The seven week gap in between races will play quite nicely into PATA Honda’s hands, the team having numerous issues over the two weeks riding in Phillip Island with both Rea and Haslam complaining, do not be tricked into thinking the Honda will not, at some point be competitive this season although it’s probably not best to tip it for the title at this point. Suzuki’s Camier made it quite clear to be fast it would be important to get a drag down the straight, indicating that Suzuki’s lack of power issue still remains in some form albeit improved, Camier showed he has got pace and there will be races where he’ll display this.
Many didn’t notice that Tom Sykes brought his ZX10R home in 5th place twice and therefore stands in 4th place in the championship. This is what Tom did last year to end up 0.5 points from the title, he is consistent. Sykes made it quite clear prior to Sunday that he wouldn’t be pushing too hard having fallen and broken his wrist in the private test at the Island the week before. Again, not someone to write off after 1 round – especially 1 round injured.
|The Ducati Panigale is actually fast…
Photo: World SBK
The Ducati Panigale is fast, there’s no doubt about it. Checa’s pole time would have put him third on the MotoGP grid (yes, there has been a new surface so that won’t be the case come October when the elite class visits) but it is one way to silence the critics of the V-twin machine. If Checa hadn’t chucked himself down the road a few times I think it’s almost certain he could have spoilt the Aprilia party and he’s definitely one to watch out for.
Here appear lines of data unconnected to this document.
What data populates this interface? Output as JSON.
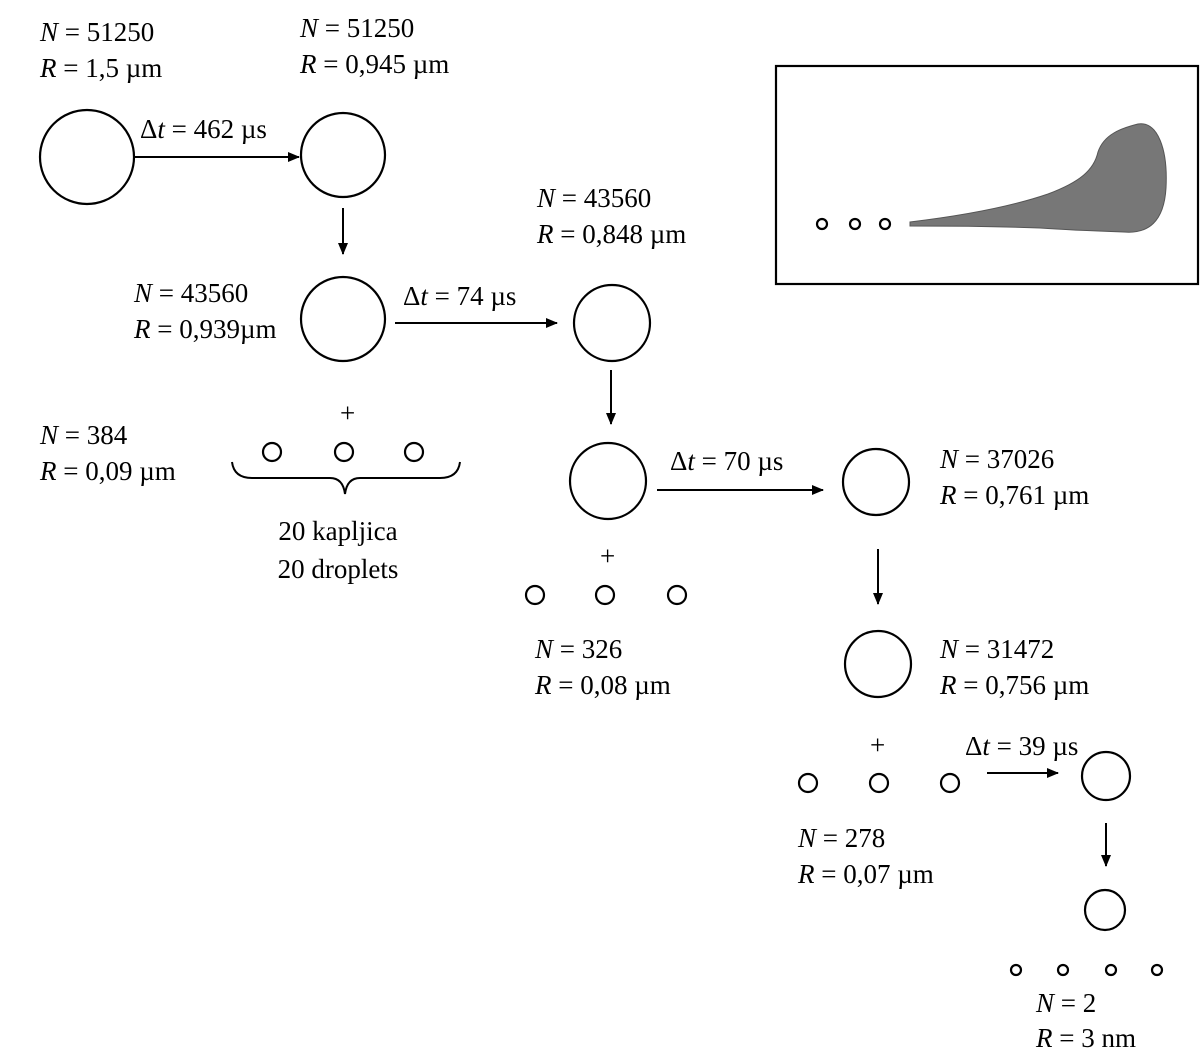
{
  "stages": [
    {
      "id": "s1",
      "n": "51250",
      "r": "1,5 µm"
    },
    {
      "id": "s2",
      "n": "51250",
      "r": "0,945 µm"
    },
    {
      "id": "s3",
      "n": "43560",
      "r": "0,939µm"
    },
    {
      "id": "s4",
      "n": "43560",
      "r": "0,848 µm"
    },
    {
      "id": "s5",
      "n": "37026",
      "r": "0,761 µm"
    },
    {
      "id": "s6",
      "n": "31472",
      "r": "0,756 µm"
    }
  ],
  "satellites": [
    {
      "id": "sat1",
      "n": "384",
      "r": "0,09 µm"
    },
    {
      "id": "sat2",
      "n": "326",
      "r": "0,08 µm"
    },
    {
      "id": "sat3",
      "n": "278",
      "r": "0,07 µm"
    },
    {
      "id": "sat4",
      "n": "2",
      "r": "3 nm"
    }
  ],
  "intervals": [
    "462 µs",
    "74 µs",
    "70 µs",
    "39 µs"
  ],
  "droplet_count": {
    "line1": "20 kapljica",
    "line2": "20 droplets"
  },
  "plus": "+",
  "symbols": {
    "n": "N",
    "r": "R",
    "t": "t",
    "delta": "Δ",
    "eq": " = "
  },
  "inset_fill": "#777777"
}
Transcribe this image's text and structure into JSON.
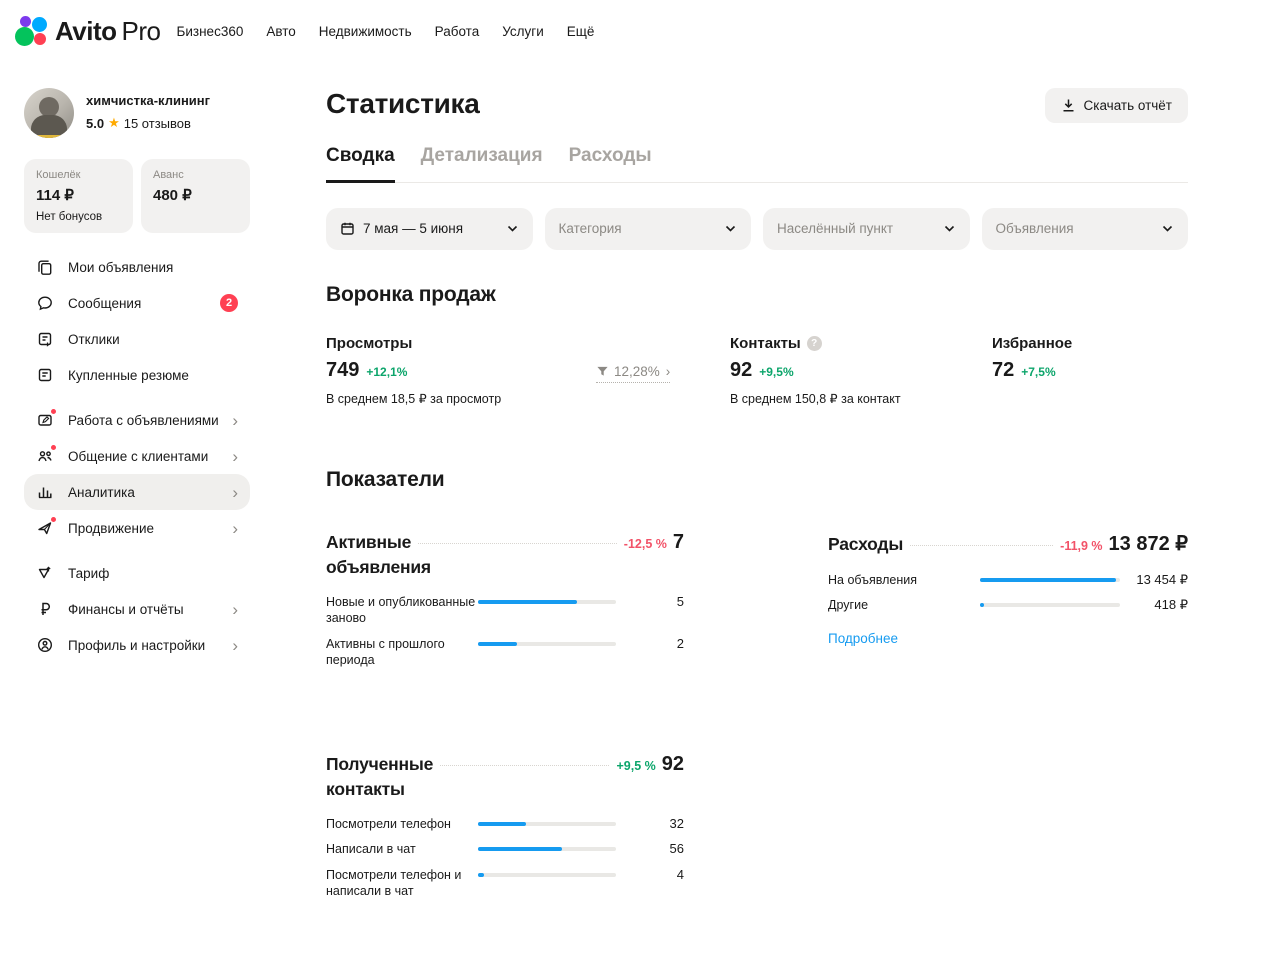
{
  "topnav": {
    "logo": {
      "brand": "Avito",
      "suffix": "Pro"
    },
    "items": [
      "Бизнес360",
      "Авто",
      "Недвижимость",
      "Работа",
      "Услуги",
      "Ещё"
    ]
  },
  "sidebar": {
    "profile": {
      "name": "химчистка-клининг",
      "rating": "5.0",
      "reviews": "15 отзывов"
    },
    "wallet": {
      "label": "Кошелёк",
      "value": "114 ₽",
      "note": "Нет бонусов"
    },
    "advance": {
      "label": "Аванс",
      "value": "480 ₽"
    },
    "menu": [
      {
        "label": "Мои объявления"
      },
      {
        "label": "Сообщения",
        "badge": "2"
      },
      {
        "label": "Отклики"
      },
      {
        "label": "Купленные резюме"
      },
      {
        "label": "Работа с объявлениями"
      },
      {
        "label": "Общение с клиентами"
      },
      {
        "label": "Аналитика"
      },
      {
        "label": "Продвижение"
      },
      {
        "label": "Тариф"
      },
      {
        "label": "Финансы и отчёты"
      },
      {
        "label": "Профиль и настройки"
      }
    ]
  },
  "header": {
    "title": "Статистика",
    "download_label": "Скачать отчёт"
  },
  "tabs": [
    {
      "label": "Сводка"
    },
    {
      "label": "Детализация"
    },
    {
      "label": "Расходы"
    }
  ],
  "filters": [
    {
      "label": "7 мая — 5 июня"
    },
    {
      "label": "Категория"
    },
    {
      "label": "Населённый пункт"
    },
    {
      "label": "Объявления"
    }
  ],
  "funnel": {
    "title": "Воронка продаж",
    "views": {
      "label": "Просмотры",
      "value": "749",
      "delta": "+12,1%",
      "note": "В среднем 18,5 ₽ за просмотр"
    },
    "conversion": {
      "value": "12,28%"
    },
    "contacts": {
      "label": "Контакты",
      "value": "92",
      "delta": "+9,5%",
      "note": "В среднем 150,8 ₽ за контакт"
    },
    "favorites": {
      "label": "Избранное",
      "value": "72",
      "delta": "+7,5%"
    }
  },
  "indicators": {
    "title": "Показатели",
    "active_ads": {
      "title_line1": "Активные",
      "title_line2": "объявления",
      "delta": "-12,5 %",
      "total": "7",
      "rows": [
        {
          "label": "Новые и опубликованные заново",
          "value": "5",
          "pct": 71.4
        },
        {
          "label": "Активны с прошлого периода",
          "value": "2",
          "pct": 28.6
        }
      ]
    },
    "expenses": {
      "title_line1": "Расходы",
      "delta": "-11,9 %",
      "total": "13 872 ₽",
      "more_label": "Подробнее",
      "rows": [
        {
          "label": "На объявления",
          "value": "13 454 ₽",
          "pct": 97
        },
        {
          "label": "Другие",
          "value": "418 ₽",
          "pct": 3
        }
      ]
    },
    "received_contacts": {
      "title_line1": "Полученные",
      "title_line2": "контакты",
      "delta": "+9,5 %",
      "total": "92",
      "rows": [
        {
          "label": "Посмотрели телефон",
          "value": "32",
          "pct": 34.8
        },
        {
          "label": "Написали в чат",
          "value": "56",
          "pct": 60.9
        },
        {
          "label": "Посмотрели телефон и написали в чат",
          "value": "4",
          "pct": 4.3
        }
      ]
    }
  },
  "colors": {
    "accent_blue": "#169bf0",
    "positive_green": "#0ca56b",
    "negative_red": "#f25268",
    "badge_red": "#ff4053",
    "chip_bg": "#f2f1f0",
    "star_yellow": "#ffaa00"
  }
}
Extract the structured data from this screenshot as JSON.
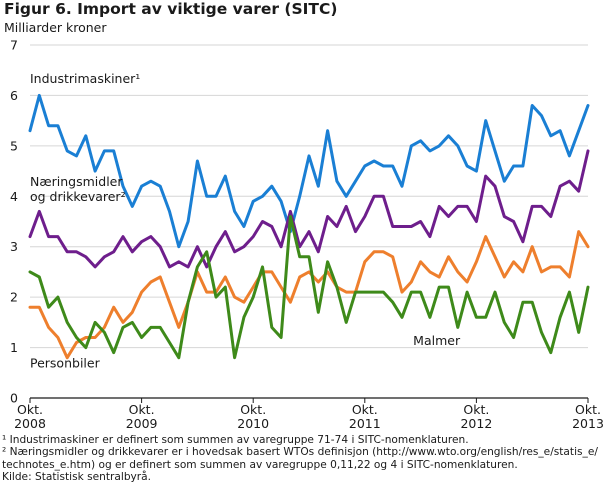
{
  "header": {
    "title": "Figur 6. Import av viktige varer (SITC)",
    "unit": "Milliarder kroner"
  },
  "footnotes": [
    "¹ Industrimaskiner er definert som summen av varegruppe 71-74 i SITC-nomenklaturen.",
    "² Næringsmidler og drikkevarer er i hovedsak basert WTOs definisjon (http://www.wto.org/english/res_e/statis_e/",
    "technotes_e.htm) og er definert som summen av varegruppe 0,11,22 og 4 i SITC-nomenklaturen.",
    "Kilde: Statistisk sentralbyrå."
  ],
  "chart_data": {
    "type": "line",
    "title": "Figur 6. Import av viktige varer (SITC)",
    "ylabel": "Milliarder kroner",
    "xlabel": "",
    "ylim": [
      0,
      7
    ],
    "yticks": [
      "0",
      "1",
      "2",
      "3",
      "4",
      "5",
      "6",
      "7"
    ],
    "x_range": [
      0,
      60
    ],
    "x_ticks": [
      {
        "pos": 0,
        "label1": "Okt.",
        "label2": "2008"
      },
      {
        "pos": 12,
        "label1": "Okt.",
        "label2": "2009"
      },
      {
        "pos": 24,
        "label1": "Okt.",
        "label2": "2010"
      },
      {
        "pos": 36,
        "label1": "Okt.",
        "label2": "2011"
      },
      {
        "pos": 48,
        "label1": "Okt.",
        "label2": "2012"
      },
      {
        "pos": 60,
        "label1": "Okt.",
        "label2": "2013"
      }
    ],
    "grid": true,
    "series": [
      {
        "name": "Industrimaskiner",
        "label_lines": [
          "Industrimaskiner¹"
        ],
        "label_anchor": [
          0,
          6.25
        ],
        "color": "#1a7fd4",
        "values": [
          5.3,
          6.0,
          5.4,
          5.4,
          4.9,
          4.8,
          5.2,
          4.5,
          4.9,
          4.9,
          4.2,
          3.8,
          4.2,
          4.3,
          4.2,
          3.7,
          3.0,
          3.5,
          4.7,
          4.0,
          4.0,
          4.4,
          3.7,
          3.4,
          3.9,
          4.0,
          4.2,
          3.9,
          3.3,
          4.0,
          4.8,
          4.2,
          5.3,
          4.3,
          4.0,
          4.3,
          4.6,
          4.7,
          4.6,
          4.6,
          4.2,
          5.0,
          5.1,
          4.9,
          5.0,
          5.2,
          5.0,
          4.6,
          4.5,
          5.5,
          4.9,
          4.3,
          4.6,
          4.6,
          5.8,
          5.6,
          5.2,
          5.3,
          4.8,
          5.3,
          5.8
        ]
      },
      {
        "name": "Næringsmidler og drikkevarer",
        "label_lines": [
          "Næringsmidler",
          "og drikkevarer²"
        ],
        "label_anchor": [
          0,
          4.2
        ],
        "color": "#6e1e8c",
        "values": [
          3.2,
          3.7,
          3.2,
          3.2,
          2.9,
          2.9,
          2.8,
          2.6,
          2.8,
          2.9,
          3.2,
          2.9,
          3.1,
          3.2,
          3.0,
          2.6,
          2.7,
          2.6,
          3.0,
          2.6,
          3.0,
          3.3,
          2.9,
          3.0,
          3.2,
          3.5,
          3.4,
          3.0,
          3.7,
          3.0,
          3.3,
          2.9,
          3.6,
          3.4,
          3.8,
          3.3,
          3.6,
          4.0,
          4.0,
          3.4,
          3.4,
          3.4,
          3.5,
          3.2,
          3.8,
          3.6,
          3.8,
          3.8,
          3.5,
          4.4,
          4.2,
          3.6,
          3.5,
          3.1,
          3.8,
          3.8,
          3.6,
          4.2,
          4.3,
          4.1,
          4.9
        ]
      },
      {
        "name": "Personbiler",
        "label_lines": [
          "Personbiler"
        ],
        "label_anchor": [
          0,
          0.6
        ],
        "color": "#ee7f2d",
        "values": [
          1.8,
          1.8,
          1.4,
          1.2,
          0.8,
          1.1,
          1.2,
          1.2,
          1.4,
          1.8,
          1.5,
          1.7,
          2.1,
          2.3,
          2.4,
          1.9,
          1.4,
          1.9,
          2.5,
          2.1,
          2.1,
          2.4,
          2.0,
          1.9,
          2.2,
          2.5,
          2.5,
          2.2,
          1.9,
          2.4,
          2.5,
          2.3,
          2.5,
          2.2,
          2.1,
          2.1,
          2.7,
          2.9,
          2.9,
          2.8,
          2.1,
          2.3,
          2.7,
          2.5,
          2.4,
          2.8,
          2.5,
          2.3,
          2.7,
          3.2,
          2.8,
          2.4,
          2.7,
          2.5,
          3.0,
          2.5,
          2.6,
          2.6,
          2.4,
          3.3,
          3.0
        ]
      },
      {
        "name": "Malmer",
        "label_lines": [
          "Malmer"
        ],
        "label_anchor": [
          41.2,
          1.05
        ],
        "color": "#3e8a1a",
        "values": [
          2.5,
          2.4,
          1.8,
          2.0,
          1.5,
          1.2,
          1.0,
          1.5,
          1.3,
          0.9,
          1.4,
          1.5,
          1.2,
          1.4,
          1.4,
          1.1,
          0.8,
          1.9,
          2.6,
          2.9,
          2.0,
          2.2,
          0.8,
          1.6,
          2.0,
          2.6,
          1.4,
          1.2,
          3.6,
          2.8,
          2.8,
          1.7,
          2.7,
          2.2,
          1.5,
          2.1,
          2.1,
          2.1,
          2.1,
          1.9,
          1.6,
          2.1,
          2.1,
          1.6,
          2.2,
          2.2,
          1.4,
          2.1,
          1.6,
          1.6,
          2.1,
          1.5,
          1.2,
          1.9,
          1.9,
          1.3,
          0.9,
          1.6,
          2.1,
          1.3,
          2.2
        ]
      }
    ]
  }
}
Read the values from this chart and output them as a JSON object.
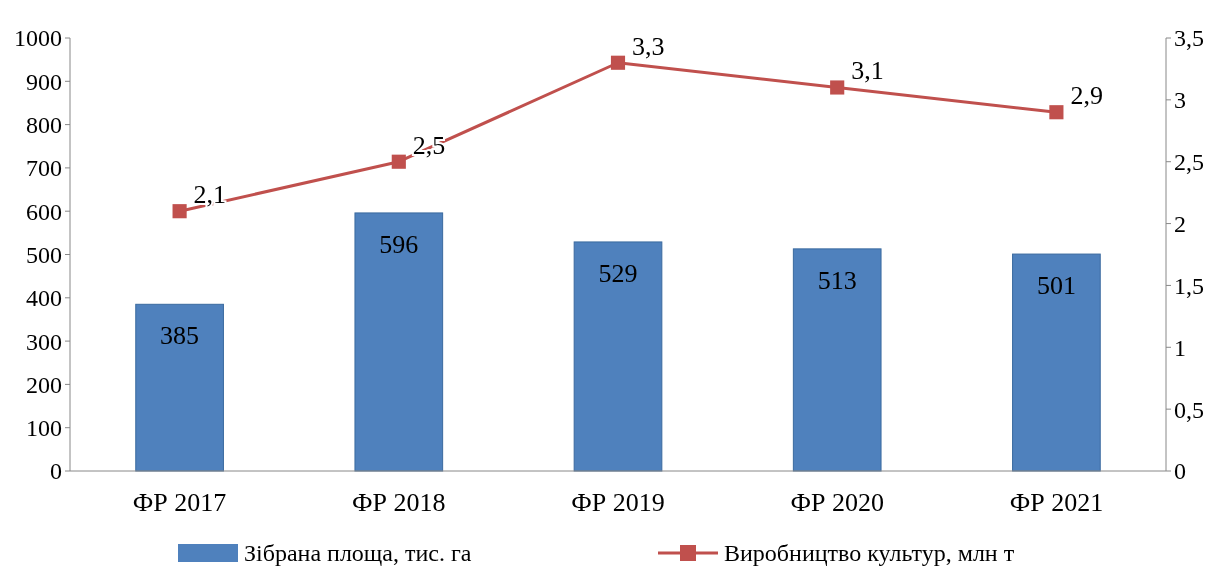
{
  "chart_data": {
    "type": "bar",
    "categories": [
      "ФР 2017",
      "ФР 2018",
      "ФР 2019",
      "ФР 2020",
      "ФР 2021"
    ],
    "series": [
      {
        "name": "Зібрана площа, тис. га",
        "color": "#4f81bd",
        "values": [
          385,
          596,
          529,
          513,
          501
        ],
        "value_labels": [
          "385",
          "596",
          "529",
          "513",
          "501"
        ]
      },
      {
        "name": "Виробництво культур, млн т",
        "type": "line",
        "axis": "y2",
        "color": "#c0504d",
        "marker": "square",
        "values": [
          2.1,
          2.5,
          3.3,
          3.1,
          2.9
        ],
        "value_labels": [
          "2,1",
          "2,5",
          "3,3",
          "3,1",
          "2,9"
        ]
      }
    ],
    "ylim": [
      0,
      1000
    ],
    "yticks": [
      0,
      100,
      200,
      300,
      400,
      500,
      600,
      700,
      800,
      900,
      1000
    ],
    "y2lim": [
      0,
      3.5
    ],
    "y2ticks": [
      0,
      {
        "value": 0.5,
        "label": "0,5"
      },
      1,
      {
        "value": 1.5,
        "label": "1,5"
      },
      2,
      {
        "value": 2.5,
        "label": "2,5"
      },
      3,
      {
        "value": 3.5,
        "label": "3,5"
      }
    ],
    "grid": false,
    "legend": "bottom"
  }
}
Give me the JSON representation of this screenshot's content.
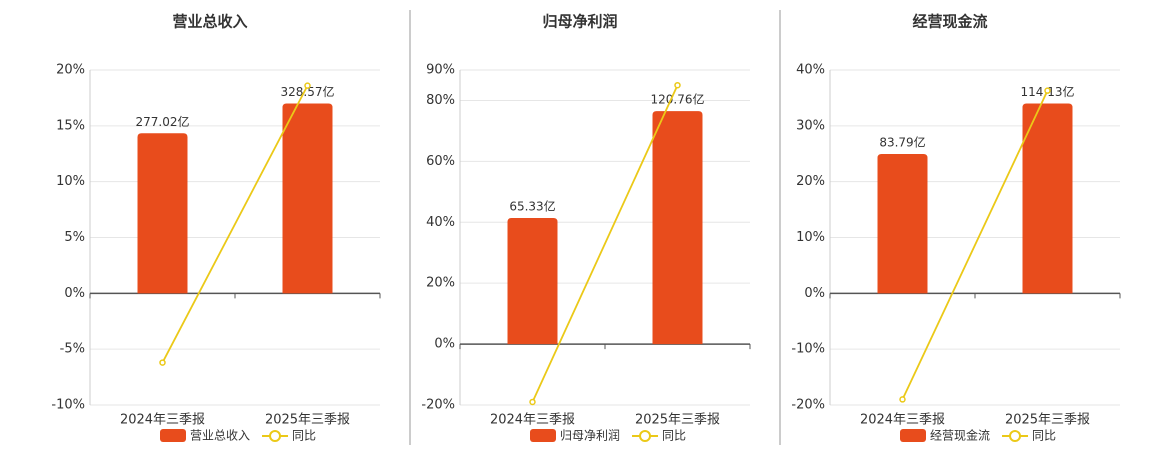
{
  "chart_data": [
    {
      "type": "bar-line",
      "title": "营业总收入",
      "categories": [
        "2024年三季报",
        "2025年三季报"
      ],
      "series": [
        {
          "name": "营业总收入",
          "type": "bar",
          "color": "#e84c1c",
          "values": [
            277.02,
            328.57
          ],
          "value_labels": [
            "277.02亿",
            "328.57亿"
          ]
        },
        {
          "name": "同比",
          "type": "line",
          "color": "#ebc918",
          "values": [
            -6.2,
            18.6
          ]
        }
      ],
      "ylim": [
        -10,
        20
      ],
      "yticks": [
        {
          "value": -10,
          "label": "-10%"
        },
        {
          "value": -5,
          "label": "-5%"
        },
        {
          "value": 0,
          "label": "0%"
        },
        {
          "value": 5,
          "label": "5%"
        },
        {
          "value": 10,
          "label": "10%"
        },
        {
          "value": 15,
          "label": "15%"
        },
        {
          "value": 20,
          "label": "20%"
        }
      ],
      "grid": true
    },
    {
      "type": "bar-line",
      "title": "归母净利润",
      "categories": [
        "2024年三季报",
        "2025年三季报"
      ],
      "series": [
        {
          "name": "归母净利润",
          "type": "bar",
          "color": "#e84c1c",
          "values": [
            65.33,
            120.76
          ],
          "value_labels": [
            "65.33亿",
            "120.76亿"
          ]
        },
        {
          "name": "同比",
          "type": "line",
          "color": "#ebc918",
          "values": [
            -19,
            85
          ]
        }
      ],
      "ylim": [
        -20,
        90
      ],
      "yticks": [
        {
          "value": -20,
          "label": "-20%"
        },
        {
          "value": 0,
          "label": "0%"
        },
        {
          "value": 20,
          "label": "20%"
        },
        {
          "value": 40,
          "label": "40%"
        },
        {
          "value": 60,
          "label": "60%"
        },
        {
          "value": 80,
          "label": "80%"
        },
        {
          "value": 90,
          "label": "90%"
        }
      ],
      "grid": true
    },
    {
      "type": "bar-line",
      "title": "经营现金流",
      "categories": [
        "2024年三季报",
        "2025年三季报"
      ],
      "series": [
        {
          "name": "经营现金流",
          "type": "bar",
          "color": "#e84c1c",
          "values": [
            83.79,
            114.13
          ],
          "value_labels": [
            "83.79亿",
            "114.13亿"
          ]
        },
        {
          "name": "同比",
          "type": "line",
          "color": "#ebc918",
          "values": [
            -19,
            36.3
          ]
        }
      ],
      "ylim": [
        -20,
        40
      ],
      "yticks": [
        {
          "value": -20,
          "label": "-20%"
        },
        {
          "value": -10,
          "label": "-10%"
        },
        {
          "value": 0,
          "label": "0%"
        },
        {
          "value": 10,
          "label": "10%"
        },
        {
          "value": 20,
          "label": "20%"
        },
        {
          "value": 30,
          "label": "30%"
        },
        {
          "value": 40,
          "label": "40%"
        }
      ],
      "grid": true
    }
  ]
}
Finally, World Superbikes is in trouble. Worst case scenario, WSB could be run over 9 rounds in 2013… it’s incredibly unlikely but there are four rounds with question marks over now. Imola and Portimao are still subject to contract, however PaddockChatter thinks these rounds will go ahead. Silverstone is as good as cancelled but may well be replaced with Istanbul and the unannounced June 23 round also looks set to be removed from the calendar, the only certainty it would seem is that the Indian round will now definitely go ahead in November… But what’s the problem? Silverstone want to cancel WSBK because they aren’t making money from it, the high sanction fees from race organisers mean the circuit have to set high ticket prices therefore customers aren’t buying the tickets. It’s a real issue, especially for a circuit which is struggling for money anyway… Silverstone have recently said that WSBK attendance has been dropping for years and Dorna are even suggesting the MotoGP may not be at the circuit much longer, so for Silverstone at least it may not just be a WSB thing, but the rest of the calendar needs cementing soon – the season has started!